Thursday, 10 September 2009

Chamber Music Prom 19

To the Cadogan Hall on Monday for the final Chamber Music Prom. Counter-tenor Iestyn Davies and harpsichordist Richard Egarr aided and abetted by members of the Academy of Ancient Music presented a programme of music by, or dedicated to Purcell.

They opened with a sequence, Suite No. 1 for harpsichord, Tis nature's voice from Hail Bright Cecilia, A new ground for harpsichord, Music for a while, Suite No. 6 and finally Sweeter than Roses. I was disturbed somewhat by the way they made the pieces almost run into each other, this seemed to be deliberate as Egarr almost ran the Prelude from Suite No. 1 into the tuning up. Accompaniments in the songs were generally rather busy. This meant that for Music for a While and Sweeter than Roses, which were sublimely handled by Davies, I found the accompaniment a little to thick and longed for just a simple lute. Davies has an impressive voice, he manages to be at home in Italian opera but can still turn on the necessary tone and edge to make these Purcell pieces work. His is not the soft option, but a really keenly voiced, profoundly moving account.

The sequence was followed by Blow's Ode on the Death of Mr. Henry Purcell, where Davies was joined by tenor Simon Wall. I have heard the piece sung by tenors and by counter-tenors, but usually two of a kind. Here Wall had a couple of moments when he was tested by the extreme tessitura of his part, but he impressed by the way he managed to sing it so beautifully and freely, balancing Davies quite easily. The ode is a big work, lasting over 20 minutes and the performers gave it a strong performance. I just wished that the recorders sounded a little butcher and a little less weedy, but if they did they wouldn't be recorders I suppose.

Finally Davies gave us the Evening Hymn a haunting and beautiful way to sign off.

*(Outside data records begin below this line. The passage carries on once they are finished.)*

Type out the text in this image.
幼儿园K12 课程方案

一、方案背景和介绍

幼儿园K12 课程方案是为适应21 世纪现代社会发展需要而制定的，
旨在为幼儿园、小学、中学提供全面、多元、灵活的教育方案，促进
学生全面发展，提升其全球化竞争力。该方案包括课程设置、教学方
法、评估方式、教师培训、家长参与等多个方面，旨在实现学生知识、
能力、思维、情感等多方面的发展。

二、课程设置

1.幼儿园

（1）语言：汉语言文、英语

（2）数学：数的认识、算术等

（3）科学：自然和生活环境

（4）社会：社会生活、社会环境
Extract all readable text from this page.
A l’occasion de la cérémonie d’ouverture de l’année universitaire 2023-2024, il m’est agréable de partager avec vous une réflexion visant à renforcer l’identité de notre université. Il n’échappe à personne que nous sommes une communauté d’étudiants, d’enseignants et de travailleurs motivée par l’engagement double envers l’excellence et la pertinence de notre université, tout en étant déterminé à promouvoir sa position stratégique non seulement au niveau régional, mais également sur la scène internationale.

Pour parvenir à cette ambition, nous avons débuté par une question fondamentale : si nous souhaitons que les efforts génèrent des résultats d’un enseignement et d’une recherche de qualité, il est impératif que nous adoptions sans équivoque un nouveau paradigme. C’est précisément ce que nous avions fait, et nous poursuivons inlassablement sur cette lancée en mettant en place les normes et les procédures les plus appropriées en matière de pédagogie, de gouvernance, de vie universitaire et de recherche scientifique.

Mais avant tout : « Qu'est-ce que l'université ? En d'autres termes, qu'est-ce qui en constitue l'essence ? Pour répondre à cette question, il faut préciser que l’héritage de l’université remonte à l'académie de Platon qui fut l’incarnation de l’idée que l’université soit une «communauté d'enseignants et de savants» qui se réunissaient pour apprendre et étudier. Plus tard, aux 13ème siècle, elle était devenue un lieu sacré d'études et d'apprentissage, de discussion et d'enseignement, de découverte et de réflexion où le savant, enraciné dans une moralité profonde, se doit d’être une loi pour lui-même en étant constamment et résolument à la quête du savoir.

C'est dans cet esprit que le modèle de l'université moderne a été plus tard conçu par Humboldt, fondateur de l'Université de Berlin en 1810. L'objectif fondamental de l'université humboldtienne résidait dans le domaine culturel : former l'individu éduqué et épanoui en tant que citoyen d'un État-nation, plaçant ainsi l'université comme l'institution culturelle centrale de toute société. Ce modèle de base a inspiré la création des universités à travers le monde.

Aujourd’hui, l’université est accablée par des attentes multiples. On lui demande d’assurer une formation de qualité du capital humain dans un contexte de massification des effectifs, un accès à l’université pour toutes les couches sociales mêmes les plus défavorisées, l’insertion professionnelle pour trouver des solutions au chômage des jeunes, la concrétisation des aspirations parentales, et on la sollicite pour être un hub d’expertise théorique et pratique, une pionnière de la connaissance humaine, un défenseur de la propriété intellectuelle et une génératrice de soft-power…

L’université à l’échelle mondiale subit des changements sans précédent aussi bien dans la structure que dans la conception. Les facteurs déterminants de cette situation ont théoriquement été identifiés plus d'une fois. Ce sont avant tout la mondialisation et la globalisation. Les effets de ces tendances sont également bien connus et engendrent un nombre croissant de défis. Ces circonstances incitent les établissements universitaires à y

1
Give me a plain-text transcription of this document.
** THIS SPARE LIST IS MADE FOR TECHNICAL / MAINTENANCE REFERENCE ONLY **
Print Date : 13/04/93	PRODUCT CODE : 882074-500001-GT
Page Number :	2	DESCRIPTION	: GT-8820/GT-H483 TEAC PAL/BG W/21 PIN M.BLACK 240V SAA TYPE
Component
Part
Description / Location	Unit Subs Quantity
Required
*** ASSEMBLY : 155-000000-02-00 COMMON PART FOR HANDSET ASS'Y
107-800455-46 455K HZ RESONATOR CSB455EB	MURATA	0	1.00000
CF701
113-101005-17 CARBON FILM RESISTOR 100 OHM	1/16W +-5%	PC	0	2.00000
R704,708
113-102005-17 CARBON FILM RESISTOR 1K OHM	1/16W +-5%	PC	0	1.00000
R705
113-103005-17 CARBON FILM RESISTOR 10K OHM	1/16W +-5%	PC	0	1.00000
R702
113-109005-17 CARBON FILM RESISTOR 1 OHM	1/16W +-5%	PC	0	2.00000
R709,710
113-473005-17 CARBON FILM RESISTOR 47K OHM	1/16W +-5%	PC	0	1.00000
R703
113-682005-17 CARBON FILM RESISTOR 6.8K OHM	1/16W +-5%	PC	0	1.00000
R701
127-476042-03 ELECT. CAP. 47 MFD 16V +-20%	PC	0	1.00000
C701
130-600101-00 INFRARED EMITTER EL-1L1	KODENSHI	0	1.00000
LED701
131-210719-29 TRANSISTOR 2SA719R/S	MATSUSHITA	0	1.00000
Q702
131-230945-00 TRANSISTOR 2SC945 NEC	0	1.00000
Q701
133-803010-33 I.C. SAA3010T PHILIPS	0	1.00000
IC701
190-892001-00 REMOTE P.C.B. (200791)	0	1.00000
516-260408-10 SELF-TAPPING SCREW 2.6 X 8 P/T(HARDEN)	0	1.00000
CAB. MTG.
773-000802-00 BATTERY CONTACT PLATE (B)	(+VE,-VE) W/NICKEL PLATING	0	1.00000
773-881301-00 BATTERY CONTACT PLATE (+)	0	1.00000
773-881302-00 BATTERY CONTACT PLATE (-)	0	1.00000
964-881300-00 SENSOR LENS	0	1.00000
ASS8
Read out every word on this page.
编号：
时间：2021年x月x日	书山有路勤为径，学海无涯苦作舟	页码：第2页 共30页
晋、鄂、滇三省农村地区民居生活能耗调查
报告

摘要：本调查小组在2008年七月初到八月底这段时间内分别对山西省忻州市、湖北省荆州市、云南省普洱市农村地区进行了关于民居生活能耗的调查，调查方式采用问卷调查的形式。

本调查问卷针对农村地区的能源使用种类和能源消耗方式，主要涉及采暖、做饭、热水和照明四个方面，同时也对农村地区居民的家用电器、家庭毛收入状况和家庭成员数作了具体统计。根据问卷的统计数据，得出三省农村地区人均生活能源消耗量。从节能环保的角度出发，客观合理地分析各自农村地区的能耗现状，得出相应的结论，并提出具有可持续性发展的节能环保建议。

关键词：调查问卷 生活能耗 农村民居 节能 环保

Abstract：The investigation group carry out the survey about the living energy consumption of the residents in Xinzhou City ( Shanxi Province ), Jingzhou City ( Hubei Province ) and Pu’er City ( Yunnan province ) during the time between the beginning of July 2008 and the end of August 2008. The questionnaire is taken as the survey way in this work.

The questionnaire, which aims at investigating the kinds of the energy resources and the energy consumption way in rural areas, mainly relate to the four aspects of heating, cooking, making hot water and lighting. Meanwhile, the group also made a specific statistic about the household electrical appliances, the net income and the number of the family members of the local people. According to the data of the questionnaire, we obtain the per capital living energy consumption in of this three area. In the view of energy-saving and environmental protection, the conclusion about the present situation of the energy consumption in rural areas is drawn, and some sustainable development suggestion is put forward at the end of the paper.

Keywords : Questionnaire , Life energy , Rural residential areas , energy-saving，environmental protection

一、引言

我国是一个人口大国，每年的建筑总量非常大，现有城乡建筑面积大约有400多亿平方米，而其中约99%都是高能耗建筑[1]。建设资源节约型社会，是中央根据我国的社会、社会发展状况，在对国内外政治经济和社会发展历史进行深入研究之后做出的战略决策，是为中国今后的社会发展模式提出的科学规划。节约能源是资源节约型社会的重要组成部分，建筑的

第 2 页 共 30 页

As ever the hall was packed for the Chamber Music Prom and I gather that this has been the case for the whole series, including the amazing bank holiday weekend with its plethora of concerts celebrating the New Generation Artists scheme. The Cadogan Hall and the BBC should look to extending this concert series next year as it provides a valuable side view on the Proms programme.